Recently one of my clients ordered a 3m wide print for a trade exhibition, from an image made on 35mm reversal stock. The image selected from my web database had been digitalised on a Braun scanner, and I had never envisaged it might one day need be used so large. The TIFF file made for A4 repro therefore needed careful upscaling.
It was fairly easy to achieve with reasonable resolution for the print viewing distance and although less grain would have been visible from a medium format negative, the client was happy and the print was far superior to anything produced in the internegative days. But I wondered how far I would be able to go with the original Fine JPEGs made with the Micro Four Thirds format.
The G1 produces very good quality JPEG files - at more modest magnification levels they display edge sharp and slightly film-like images. At all ISO settings there is evidence of image noise, and this is perhaps more pronounced by colour filter speckling and crossover colour bleeding when images are captured in raw and JPEG modes. A weak anti-aliasing filter also obtained occasional random Moire effects, but overall the images are contrasty, sharp and finely detailed. GH1 images, using later firmware, show less noise, but JPEG images are softer at the edges of tone separation.
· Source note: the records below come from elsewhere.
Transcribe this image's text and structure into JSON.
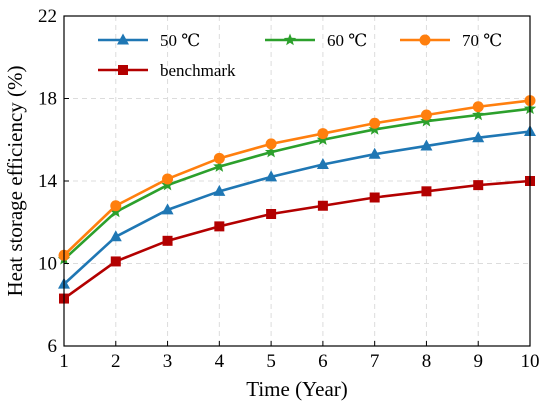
{
  "chart_data": {
    "type": "line",
    "xlabel": "Time (Year)",
    "ylabel": "Heat storage efficiency (%)",
    "xlim": [
      1,
      10
    ],
    "ylim": [
      6,
      22
    ],
    "x": [
      1,
      2,
      3,
      4,
      5,
      6,
      7,
      8,
      9,
      10
    ],
    "x_ticks": [
      "1",
      "2",
      "3",
      "4",
      "5",
      "6",
      "7",
      "8",
      "9",
      "10"
    ],
    "y_ticks": [
      "6",
      "10",
      "14",
      "18",
      "22"
    ],
    "grid": true,
    "legend_position": "top",
    "series": [
      {
        "name": "50 ℃",
        "color": "#1f77b4",
        "marker": "triangle",
        "values": [
          9.0,
          11.3,
          12.6,
          13.5,
          14.2,
          14.8,
          15.3,
          15.7,
          16.1,
          16.4
        ]
      },
      {
        "name": "60 ℃",
        "color": "#2ca02c",
        "marker": "star",
        "values": [
          10.2,
          12.5,
          13.8,
          14.7,
          15.4,
          16.0,
          16.5,
          16.9,
          17.2,
          17.5
        ]
      },
      {
        "name": "70 ℃",
        "color": "#ff7f0e",
        "marker": "circle",
        "values": [
          10.4,
          12.8,
          14.1,
          15.1,
          15.8,
          16.3,
          16.8,
          17.2,
          17.6,
          17.9
        ]
      },
      {
        "name": "benchmark",
        "color": "#b30000",
        "marker": "square",
        "values": [
          8.3,
          10.1,
          11.1,
          11.8,
          12.4,
          12.8,
          13.2,
          13.5,
          13.8,
          14.0
        ]
      }
    ]
  }
}
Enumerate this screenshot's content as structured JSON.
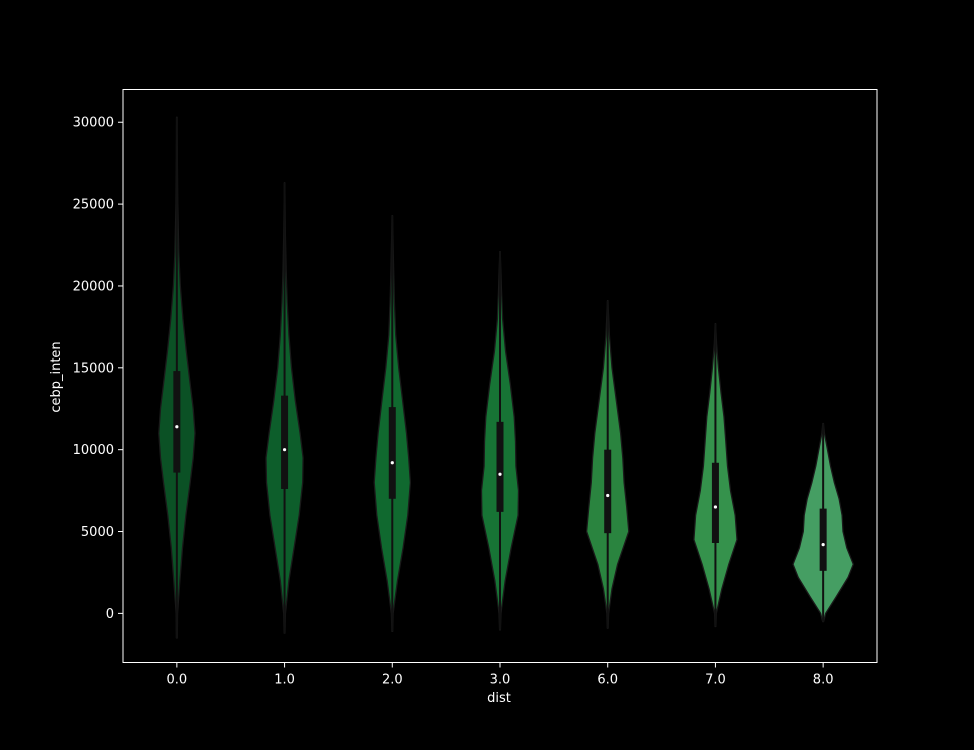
{
  "chart_data": {
    "type": "violin",
    "xlabel": "dist",
    "ylabel": "cebp_inten",
    "categories": [
      "0.0",
      "1.0",
      "2.0",
      "3.0",
      "6.0",
      "7.0",
      "8.0"
    ],
    "ylim": [
      -3000,
      32000
    ],
    "yticks": [
      0,
      5000,
      10000,
      15000,
      20000,
      25000,
      30000
    ],
    "grid": false,
    "legend": "none",
    "colors": {
      "background": "#000000",
      "text": "#ffffff",
      "axes_edge": "#ffffff",
      "violin_edge": "#1a1a1a",
      "box": "#111111",
      "median": "#ffffff",
      "fills": [
        "#0b5125",
        "#0d5e2b",
        "#10692f",
        "#177435",
        "#2a843f",
        "#35924c",
        "#459e63"
      ]
    },
    "violins": [
      {
        "category": "0.0",
        "median": 11400,
        "q1": 8600,
        "q3": 14800,
        "whisker_low": 0,
        "whisker_high": 23000,
        "kde_min": -1500,
        "kde_max": 30300,
        "profile": [
          [
            -1500,
            0.01
          ],
          [
            0,
            0.015
          ],
          [
            2000,
            0.07
          ],
          [
            4000,
            0.13
          ],
          [
            6000,
            0.21
          ],
          [
            8000,
            0.31
          ],
          [
            9500,
            0.38
          ],
          [
            11000,
            0.42
          ],
          [
            12500,
            0.38
          ],
          [
            14000,
            0.31
          ],
          [
            16000,
            0.22
          ],
          [
            18000,
            0.14
          ],
          [
            20000,
            0.08
          ],
          [
            22000,
            0.045
          ],
          [
            25000,
            0.02
          ],
          [
            28000,
            0.01
          ],
          [
            30300,
            0.005
          ]
        ]
      },
      {
        "category": "1.0",
        "median": 10000,
        "q1": 7600,
        "q3": 13300,
        "whisker_low": 0,
        "whisker_high": 21500,
        "kde_min": -1200,
        "kde_max": 26300,
        "profile": [
          [
            -1200,
            0.01
          ],
          [
            0,
            0.02
          ],
          [
            2000,
            0.1
          ],
          [
            4000,
            0.22
          ],
          [
            6000,
            0.34
          ],
          [
            8000,
            0.42
          ],
          [
            9500,
            0.43
          ],
          [
            11000,
            0.36
          ],
          [
            13000,
            0.25
          ],
          [
            15000,
            0.16
          ],
          [
            17000,
            0.1
          ],
          [
            19000,
            0.06
          ],
          [
            21000,
            0.035
          ],
          [
            23000,
            0.02
          ],
          [
            26300,
            0.005
          ]
        ]
      },
      {
        "category": "2.0",
        "median": 9200,
        "q1": 7000,
        "q3": 12600,
        "whisker_low": 800,
        "whisker_high": 20500,
        "kde_min": -1100,
        "kde_max": 24300,
        "profile": [
          [
            -1100,
            0.01
          ],
          [
            0,
            0.02
          ],
          [
            2000,
            0.12
          ],
          [
            4000,
            0.25
          ],
          [
            6000,
            0.36
          ],
          [
            8000,
            0.42
          ],
          [
            9500,
            0.38
          ],
          [
            11000,
            0.33
          ],
          [
            13000,
            0.24
          ],
          [
            15000,
            0.15
          ],
          [
            17000,
            0.08
          ],
          [
            19000,
            0.05
          ],
          [
            21000,
            0.03
          ],
          [
            24300,
            0.005
          ]
        ]
      },
      {
        "category": "3.0",
        "median": 8500,
        "q1": 6200,
        "q3": 11700,
        "whisker_low": 1000,
        "whisker_high": 19000,
        "kde_min": -1000,
        "kde_max": 22100,
        "profile": [
          [
            -1000,
            0.01
          ],
          [
            0,
            0.02
          ],
          [
            2000,
            0.12
          ],
          [
            4000,
            0.26
          ],
          [
            6000,
            0.42
          ],
          [
            7500,
            0.43
          ],
          [
            9000,
            0.37
          ],
          [
            10500,
            0.36
          ],
          [
            12000,
            0.33
          ],
          [
            14000,
            0.24
          ],
          [
            16000,
            0.13
          ],
          [
            18000,
            0.06
          ],
          [
            20000,
            0.03
          ],
          [
            22100,
            0.005
          ]
        ]
      },
      {
        "category": "6.0",
        "median": 7200,
        "q1": 4900,
        "q3": 10000,
        "whisker_low": 700,
        "whisker_high": 17000,
        "kde_min": -900,
        "kde_max": 19100,
        "profile": [
          [
            -900,
            0.01
          ],
          [
            0,
            0.02
          ],
          [
            1500,
            0.1
          ],
          [
            3000,
            0.23
          ],
          [
            5000,
            0.49
          ],
          [
            6500,
            0.44
          ],
          [
            8000,
            0.38
          ],
          [
            9500,
            0.35
          ],
          [
            11000,
            0.3
          ],
          [
            13000,
            0.2
          ],
          [
            15000,
            0.1
          ],
          [
            17000,
            0.04
          ],
          [
            19100,
            0.005
          ]
        ]
      },
      {
        "category": "7.0",
        "median": 6500,
        "q1": 4300,
        "q3": 9200,
        "whisker_low": 700,
        "whisker_high": 15500,
        "kde_min": -800,
        "kde_max": 17700,
        "profile": [
          [
            -800,
            0.01
          ],
          [
            0,
            0.02
          ],
          [
            1500,
            0.15
          ],
          [
            3000,
            0.31
          ],
          [
            4500,
            0.5
          ],
          [
            6000,
            0.46
          ],
          [
            7500,
            0.35
          ],
          [
            9000,
            0.28
          ],
          [
            10500,
            0.24
          ],
          [
            12000,
            0.2
          ],
          [
            13500,
            0.13
          ],
          [
            15000,
            0.07
          ],
          [
            16500,
            0.025
          ],
          [
            17700,
            0.005
          ]
        ]
      },
      {
        "category": "8.0",
        "median": 4200,
        "q1": 2600,
        "q3": 6400,
        "whisker_low": 800,
        "whisker_high": 10500,
        "kde_min": -500,
        "kde_max": 11600,
        "profile": [
          [
            -500,
            0.01
          ],
          [
            0,
            0.06
          ],
          [
            1000,
            0.3
          ],
          [
            2200,
            0.58
          ],
          [
            3000,
            0.7
          ],
          [
            4000,
            0.55
          ],
          [
            5000,
            0.46
          ],
          [
            6000,
            0.44
          ],
          [
            7000,
            0.37
          ],
          [
            8000,
            0.26
          ],
          [
            9000,
            0.17
          ],
          [
            10000,
            0.1
          ],
          [
            11000,
            0.03
          ],
          [
            11600,
            0.005
          ]
        ]
      }
    ]
  }
}
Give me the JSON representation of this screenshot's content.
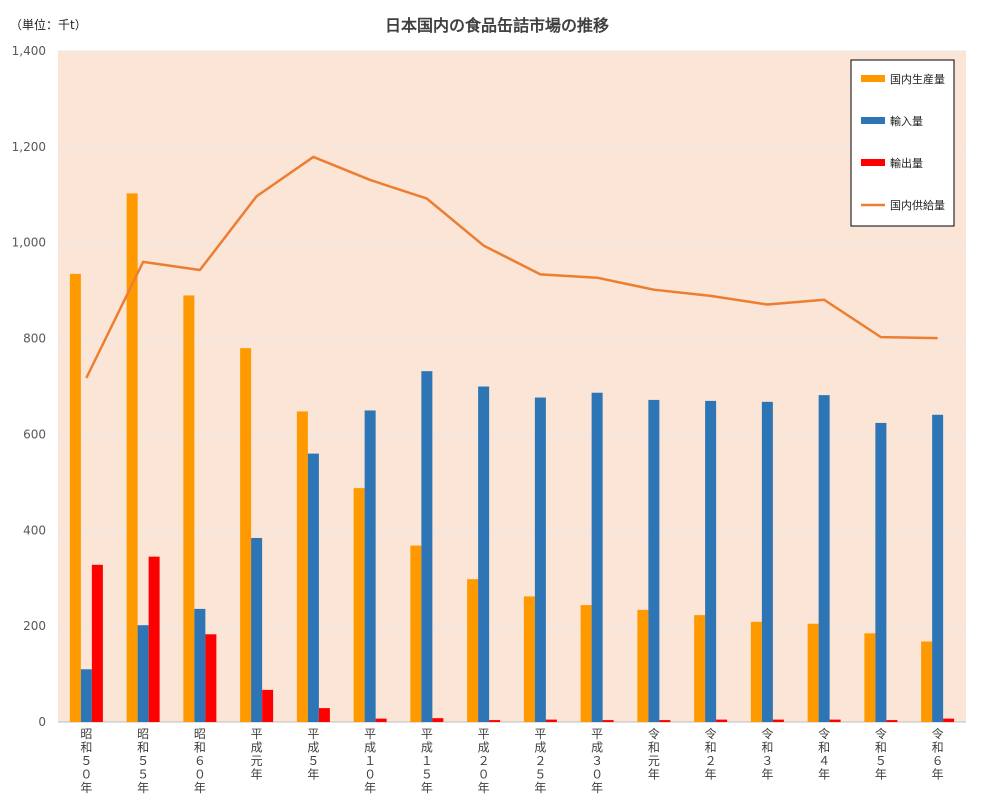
{
  "unit_label": "（単位：千t）",
  "chart_data": {
    "type": "bar",
    "title": "日本国内の食品缶詰市場の推移",
    "xlabel": "",
    "ylabel": "",
    "ylim": [
      0,
      1400
    ],
    "yticks": [
      "0",
      "200",
      "400",
      "600",
      "800",
      "1,000",
      "1,200",
      "1,400"
    ],
    "grid": true,
    "legend_position": "top-right",
    "categories": [
      "昭和５０年",
      "昭和５５年",
      "昭和６０年",
      "平成元年",
      "平成５年",
      "平成１０年",
      "平成１５年",
      "平成２０年",
      "平成２５年",
      "平成３０年",
      "令和元年",
      "令和２年",
      "令和３年",
      "令和４年",
      "令和５年",
      "令和６年"
    ],
    "series": [
      {
        "name": "国内生産量",
        "type": "bar",
        "color": "#FF9900",
        "values": [
          935,
          1103,
          890,
          780,
          648,
          488,
          368,
          298,
          262,
          244,
          234,
          223,
          209,
          205,
          185,
          168
        ]
      },
      {
        "name": "輸入量",
        "type": "bar",
        "color": "#2E75B6",
        "values": [
          110,
          202,
          236,
          384,
          560,
          650,
          732,
          700,
          677,
          687,
          672,
          670,
          668,
          682,
          624,
          641
        ]
      },
      {
        "name": "輸出量",
        "type": "bar",
        "color": "#FF0000",
        "values": [
          328,
          345,
          183,
          67,
          29,
          7,
          8,
          4,
          5,
          4,
          4,
          5,
          5,
          5,
          4,
          7
        ]
      },
      {
        "name": "国内供給量",
        "type": "line",
        "color": "#ED7D31",
        "values": [
          718,
          960,
          943,
          1097,
          1179,
          1131,
          1092,
          994,
          934,
          927,
          902,
          889,
          871,
          881,
          803,
          801
        ]
      }
    ],
    "colors": {
      "plot_background": "#FBE5D6",
      "gridline": "#E8E8E8"
    }
  }
}
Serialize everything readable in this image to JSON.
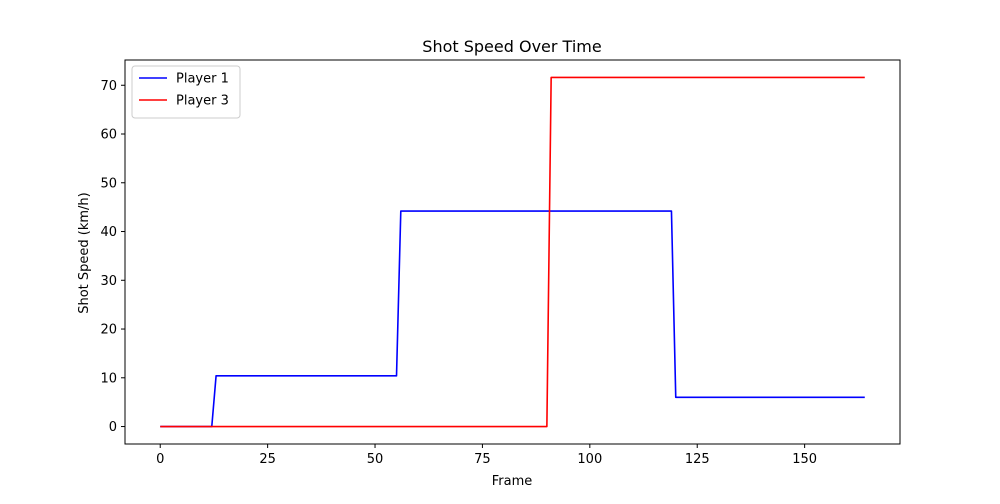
{
  "chart_data": {
    "type": "line",
    "title": "Shot Speed Over Time",
    "xlabel": "Frame",
    "ylabel": "Shot Speed (km/h)",
    "xlim": [
      -8.2,
      172.2
    ],
    "ylim": [
      -3.58,
      75.18
    ],
    "xticks": [
      0,
      25,
      50,
      75,
      100,
      125,
      150
    ],
    "yticks": [
      0,
      10,
      20,
      30,
      40,
      50,
      60,
      70
    ],
    "grid": false,
    "legend_position": "top-left",
    "series": [
      {
        "name": "Player 1",
        "color": "#0000ff",
        "points": [
          [
            0,
            0
          ],
          [
            12,
            0
          ],
          [
            13,
            10.4
          ],
          [
            55,
            10.4
          ],
          [
            56,
            44.2
          ],
          [
            119,
            44.2
          ],
          [
            120,
            6.0
          ],
          [
            164,
            6.0
          ]
        ]
      },
      {
        "name": "Player 3",
        "color": "#ff0000",
        "points": [
          [
            0,
            0
          ],
          [
            90,
            0
          ],
          [
            91,
            71.6
          ],
          [
            164,
            71.6
          ]
        ]
      }
    ]
  }
}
Using similar settings to capture Fine Jpegs on the GF1 with its Lumix G f/1.7, 20mm ASPH lens (equivalent in 35mm format to 40mm), the images looked softer at higher magnifications. Apart from default colour palette differences, the results were similar to those captured with the Olympus EP-1.
Either way, the relatively small 17.3x13.5mm LiveMos sensor used in all the Panasonic Four Thirds cameras delivers a high image quality. This is not yet at a level where overall sharpness and detail-resolving capability would warrant my switching digital systems downwards from APS-C formats, but it does present an option going the other way - up from the much smaller sensor size used in compacts such as the Ricoh GR.
While not even close for an objective like-for-like comparison, the latest Ricoh GR III nonetheless remains a contender in the small-is-beautiful, similar £550-£650 price stakes. On size and ergonomics it is ahead of the competition by a wide margin. Fixed 28mm (equivalent) focal length glass quality is excellent and image quality will just stretch to my A3 benchmark. For a lot of what might be described as second tier imaging - small details, headshots, micro-stock - the GR III is hard to beat.
Conclusions
The GF1 steps up versatility at the cost of overall size increase and convenience. Using Lumix G lenses meets the good quality and excellent tonal range required for serious work and files stretched to 3m wide looked less grainy and cleaner to similar-sized images originally captured on miniature format film.
The compact f/1.7 20mm supplied for the review proved a worthy performer. Other useful lenses in the Micro Four Thirds range include the 14-45mm Lumix G Vario f3.5-f5.6 Aspheric zoom, a Lumix G Vario f/4.0-5.6, 45-200mm (90-400mm) with 16 elements (including three extra low dispersion glasses) in 13 groups weighing a mere 380g and the rarely seen but excellent Lumix G Vario f/4, 7-14mm super wide zoom. All of these will fit comfortably in jacket cargo pockets but Leica, Voigtlander and Zeiss Ikon rangefinder film users dipping a foot in the digital minefield for the first time may benefit from the technical quality their branded lenses can lend to GF1 images. Come to think of it, if you already own the glass, there probably isn't a cheaper, more compact route into a quality digital system.